Un reparto de estrellas liderado por Penélope Cruz y la mirada de Hollywood
El largometraje cuenta con un potente reclamo interpretativo gracias a la presencia de Glenn Close y, muy especialmente, de Penélope Cruz, quien asume el rol de la cupletista Nené Romero. El elenco coral se completa con las actuaciones de Lola Dueñas, Carlos González, Milo Quifes y el debut cinematográfico del cantaor Guitarricadelafuente, quienes arroparon a los realizadores en su aplaudido desfile por la alfombra roja francesa junto a figuras del jurado de la talla de Demi Moore.
La acogida especializada ha generado un interesante contraste de pareceres entre los analistas de la industria cinematográfica. Desde cabeceras norteamericanas de referencia como The Hollywood Reporter, Richard Lawson la ha calificado como «una épica vívida y conmovedora» y una de las obras más destacadas del certamen. El entusiasmo es compartido por Kyle Buchanan, reputado cronista de The New York Times, quien ya sitúa a la película española con opciones firmes en la futura carrera hacia los Premios Oscar en múltiples categorías.
El debate formal frente al auge sociopolítico de la ultraderecha
En el territorio de la prensa británica y europea, Peter Bradshaw le ha otorgado cuatro estrellas en The Guardian, destacando su sólida construcción, mientras que cabeceras históricas como Cahiers du Cinéma se han mostrado algo más contenidas en su puntuación de estrellas. Del mismo modo, críticas publicadas en medios especializados como Variety u International Screen han apuntado a la película como un melodrama extenso y desorganizado que busca deliberadamente aproximarse a la complejidad de las tramas del cine clásico almodovariano.
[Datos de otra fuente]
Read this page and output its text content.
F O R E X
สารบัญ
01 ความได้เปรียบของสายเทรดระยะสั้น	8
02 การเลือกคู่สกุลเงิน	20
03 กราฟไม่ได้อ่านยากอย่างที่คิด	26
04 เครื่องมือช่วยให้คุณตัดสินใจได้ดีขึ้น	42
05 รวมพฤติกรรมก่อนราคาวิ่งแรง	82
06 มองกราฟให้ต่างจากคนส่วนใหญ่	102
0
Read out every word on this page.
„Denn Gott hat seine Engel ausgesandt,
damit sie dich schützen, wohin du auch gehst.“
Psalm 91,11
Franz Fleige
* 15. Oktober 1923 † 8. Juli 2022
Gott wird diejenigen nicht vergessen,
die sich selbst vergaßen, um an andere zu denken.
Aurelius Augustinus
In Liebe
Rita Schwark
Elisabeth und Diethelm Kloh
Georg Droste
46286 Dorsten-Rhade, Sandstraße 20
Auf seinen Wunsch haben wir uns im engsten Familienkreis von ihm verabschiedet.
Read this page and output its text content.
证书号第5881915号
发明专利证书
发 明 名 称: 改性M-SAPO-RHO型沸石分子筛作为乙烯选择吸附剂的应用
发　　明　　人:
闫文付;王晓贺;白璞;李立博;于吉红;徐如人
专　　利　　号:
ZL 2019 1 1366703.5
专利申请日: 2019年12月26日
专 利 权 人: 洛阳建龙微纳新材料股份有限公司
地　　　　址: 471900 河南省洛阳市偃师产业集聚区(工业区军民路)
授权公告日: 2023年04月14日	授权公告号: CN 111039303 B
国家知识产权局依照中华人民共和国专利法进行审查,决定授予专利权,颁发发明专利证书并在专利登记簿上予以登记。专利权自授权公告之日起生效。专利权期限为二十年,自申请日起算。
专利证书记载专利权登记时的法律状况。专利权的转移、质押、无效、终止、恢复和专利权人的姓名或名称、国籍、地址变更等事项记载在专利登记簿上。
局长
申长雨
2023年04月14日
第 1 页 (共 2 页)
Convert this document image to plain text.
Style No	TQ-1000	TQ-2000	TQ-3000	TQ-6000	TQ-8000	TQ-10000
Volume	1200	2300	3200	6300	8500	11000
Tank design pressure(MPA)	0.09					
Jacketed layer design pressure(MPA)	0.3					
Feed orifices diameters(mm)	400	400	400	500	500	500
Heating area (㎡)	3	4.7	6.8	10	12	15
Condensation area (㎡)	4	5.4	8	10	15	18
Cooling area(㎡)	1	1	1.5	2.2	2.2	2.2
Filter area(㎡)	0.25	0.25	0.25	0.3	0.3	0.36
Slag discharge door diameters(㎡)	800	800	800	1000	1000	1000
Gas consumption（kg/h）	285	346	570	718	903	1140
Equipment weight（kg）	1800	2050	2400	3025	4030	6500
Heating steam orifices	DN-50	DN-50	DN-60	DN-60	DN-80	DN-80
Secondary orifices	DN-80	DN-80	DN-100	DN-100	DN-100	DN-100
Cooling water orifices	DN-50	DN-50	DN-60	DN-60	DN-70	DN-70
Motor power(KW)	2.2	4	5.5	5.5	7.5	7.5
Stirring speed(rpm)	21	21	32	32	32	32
Más allá de los debates estrictamente académicos sobre la narrativa formal, los creadores de éxitos televisivos previos como La Mesías o Veneno insisten en la dimensión política de su triunfo en el actual panorama europeo. «Vivimos en un presente en el que, para honrar a la gente que ha luchado y que ha muerto, tenemos por lo menos que ser felices, intentar disfrutar de nuestra libertad y reivindicar que no se puede dar ni un paso atrás. Y sí, el presente da miedo», advertían los directores ante el avance global de las corrientes reaccionarias, firmando una obra que utiliza la emoción descarnada como la mejor arma para combatir el olvido de las minorías.